In case of caching, the directive provides the scope of the cache
entry, i.e. only for the original user (private) or shared between all
users (public), the lifetime of the cache entry in seconds (max-age),
and the strategy how to handle a stale cache entry (must-revalidate).
Please note, that the lifetime and validation directives for shared
caches are different (s-maxage, proxy-revalidate).
type: string
required: false
example: "private, must-revalidate, max-age=300"
- Vary:
description: |
The RFC 7231 Vary header field in a response defines which parts of
a request message, aside the target URL and HTTP method, might have
influenced the response. A client or proxy cache must respect this
information, to ensure that it delivers the correct cache entry (see
[RFC-7231 Section
7.1.4](https://tools.ietf.org/html/rfc7231#section-7.1.4)).
type: string
required: false
example: "accept-encoding, accept-language"

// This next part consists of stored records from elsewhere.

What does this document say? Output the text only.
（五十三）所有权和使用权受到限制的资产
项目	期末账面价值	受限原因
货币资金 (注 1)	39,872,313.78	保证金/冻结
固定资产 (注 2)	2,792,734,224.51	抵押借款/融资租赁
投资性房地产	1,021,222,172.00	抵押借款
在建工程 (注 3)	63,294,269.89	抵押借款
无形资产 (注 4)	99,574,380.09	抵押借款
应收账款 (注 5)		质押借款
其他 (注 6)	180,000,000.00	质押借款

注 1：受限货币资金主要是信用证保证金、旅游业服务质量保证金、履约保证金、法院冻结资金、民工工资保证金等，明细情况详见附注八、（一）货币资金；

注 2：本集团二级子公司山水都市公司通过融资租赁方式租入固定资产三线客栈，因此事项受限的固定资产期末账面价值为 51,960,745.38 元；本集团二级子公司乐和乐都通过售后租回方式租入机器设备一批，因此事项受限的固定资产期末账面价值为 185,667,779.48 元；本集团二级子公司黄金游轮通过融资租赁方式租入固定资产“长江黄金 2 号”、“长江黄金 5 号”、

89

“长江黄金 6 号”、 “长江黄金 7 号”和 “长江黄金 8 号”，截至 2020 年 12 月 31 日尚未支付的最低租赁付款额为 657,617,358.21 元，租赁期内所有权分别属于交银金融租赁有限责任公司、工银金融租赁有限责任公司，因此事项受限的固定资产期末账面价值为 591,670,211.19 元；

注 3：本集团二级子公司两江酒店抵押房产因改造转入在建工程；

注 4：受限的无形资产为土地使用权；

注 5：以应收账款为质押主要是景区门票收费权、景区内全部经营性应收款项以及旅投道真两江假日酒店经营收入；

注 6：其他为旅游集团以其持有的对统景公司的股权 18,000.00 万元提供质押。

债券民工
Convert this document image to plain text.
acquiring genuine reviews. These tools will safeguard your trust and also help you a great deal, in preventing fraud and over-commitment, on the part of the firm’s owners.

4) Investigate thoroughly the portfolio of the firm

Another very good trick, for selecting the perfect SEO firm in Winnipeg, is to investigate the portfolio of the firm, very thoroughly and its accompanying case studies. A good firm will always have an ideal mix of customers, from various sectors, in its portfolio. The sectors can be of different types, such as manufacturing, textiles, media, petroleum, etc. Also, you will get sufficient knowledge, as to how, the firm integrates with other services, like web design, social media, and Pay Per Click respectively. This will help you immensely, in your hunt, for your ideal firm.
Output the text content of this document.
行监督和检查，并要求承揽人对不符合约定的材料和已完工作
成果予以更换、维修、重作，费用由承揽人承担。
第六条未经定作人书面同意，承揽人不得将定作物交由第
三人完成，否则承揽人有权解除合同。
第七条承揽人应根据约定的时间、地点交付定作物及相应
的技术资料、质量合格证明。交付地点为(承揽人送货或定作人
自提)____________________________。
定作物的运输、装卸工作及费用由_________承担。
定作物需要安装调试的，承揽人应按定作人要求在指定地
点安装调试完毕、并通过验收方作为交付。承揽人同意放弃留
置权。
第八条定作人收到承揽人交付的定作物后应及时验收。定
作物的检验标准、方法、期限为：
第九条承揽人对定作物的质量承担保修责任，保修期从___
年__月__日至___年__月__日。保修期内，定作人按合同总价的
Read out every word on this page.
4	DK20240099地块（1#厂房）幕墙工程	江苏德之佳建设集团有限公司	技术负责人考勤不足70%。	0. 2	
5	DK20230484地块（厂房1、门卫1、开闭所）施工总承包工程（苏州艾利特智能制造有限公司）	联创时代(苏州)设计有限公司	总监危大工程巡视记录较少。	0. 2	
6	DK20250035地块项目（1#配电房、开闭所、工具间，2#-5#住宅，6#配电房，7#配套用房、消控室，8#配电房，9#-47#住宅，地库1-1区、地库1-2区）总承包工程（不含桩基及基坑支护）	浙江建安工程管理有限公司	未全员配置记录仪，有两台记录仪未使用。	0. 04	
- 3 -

Hint: For {ETag} source see [182].
The default setting for {Cache-Control} should contain the private
directive
for endpoints with standard OAuth authorization, as well as the
must-revalidate
directive to ensure, that the client does not use stale cache
entries. Last, the max-age
directive should be set to a value between a few
seconds (max-age=60
) and a few hours (max-age=86400
) depending on the change
rate of your master data and your requirements to keep clients consistent.
Cache-Control: private, must-revalidate, max-age=300
The default setting for {Vary} is harder to determine correctly. It highly depends on the API endpoint, e.g. whether it supports compression, accepts different media types, or requires other request specific headers. To support correct caching you have to carefully choose the value. However, a good first default may be:
Vary: accept, accept-encoding
Anyhow, this is only relevant, if you encourage clients to install generic HTTP layer client and proxy caches.
Note: generic client and proxy caching on HTTP level is hard to configure. Therefore, we strongly recommend to attach the (possibly distributed) cache directly to the service (or gateway) layer of your application. This relieves from interpreting the {vary} header and greatly simplifies interpreting the {Cache-Control} and {ETag} headers. Moreover, is highly efficient with respect to caching performance and overhead, and allows to support more advanced cache update and warm up patterns.
Anyhow, please carefully read {RFC-7234}[RFC 7234] before adding any client or proxy cache.